Advances in synthetic biology, bioengineering, and computation allow us to rapidly and reliably program cells with increasingly complex and useful functions. However, because the functions we engineer cells to perform are typically unnecessary for cellular survival and burdensome to cell growth, they can be rapidly lost due to the processes of mutation and natural selection. To improve the evolutionary stability of engineered functions in a general manner, we developed an integrase-recombination-based differentiation gene circuit in Escherichia coli . In this system, differentiated cells uniquely carry out burdensome or toxic engineered functions but have limited capacity to grow (terminal differentiation), preventing the propagation of selectively advantageous loss of function mutations that inevitably arise. To experimentally implement terminal differentiation, we co-opted the R6K plasmid system, using differentiation to simultaneously activate T7 RNAP-driven expression of arbitrary engineered functions, and inactivate expression of π protein (an essential factor for R6K plasmid replication), thereby allowing limitation of differentiated cell growth through antibiotic selection.
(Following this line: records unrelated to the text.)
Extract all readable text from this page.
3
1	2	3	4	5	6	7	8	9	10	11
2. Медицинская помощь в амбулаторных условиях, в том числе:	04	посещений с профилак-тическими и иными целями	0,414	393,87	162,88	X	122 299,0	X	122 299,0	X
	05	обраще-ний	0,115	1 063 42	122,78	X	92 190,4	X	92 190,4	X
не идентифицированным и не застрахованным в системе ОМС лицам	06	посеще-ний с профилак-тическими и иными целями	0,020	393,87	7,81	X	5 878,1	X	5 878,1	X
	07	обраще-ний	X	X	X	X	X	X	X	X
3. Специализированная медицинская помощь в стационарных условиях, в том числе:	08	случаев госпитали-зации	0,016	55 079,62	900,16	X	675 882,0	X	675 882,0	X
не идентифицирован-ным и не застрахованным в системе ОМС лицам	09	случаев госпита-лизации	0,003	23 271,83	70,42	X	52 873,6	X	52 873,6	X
We experimentally demonstrate terminal differentiation increases both duration and magnitude of high-burden T7 RNAP-driven expression, and that its evolutionary stability can be further improved with strategic redundancy. Using burdensome overexpression of a fluorescent protein as a model engineered function, our terminal differentiation circuit results in a ~2.8-fold (single-cassette) and ~4.2-fold (two-cassette) increase of total fluorescent protein produced compared to high-burden naive expression in which all cells inducibly express T7 RNAP. Finally, we demonstrate that differentiation can enable the expression of even toxic functions, a feat not achieved to our knowledge by any other strategy for addressing long-term evolutionary stability. Overall, this study provides an effective generalizable strategy for protecting engineered functions from evolutionary degradation. ### Competing Interest Statement The authors have declared no competing interest.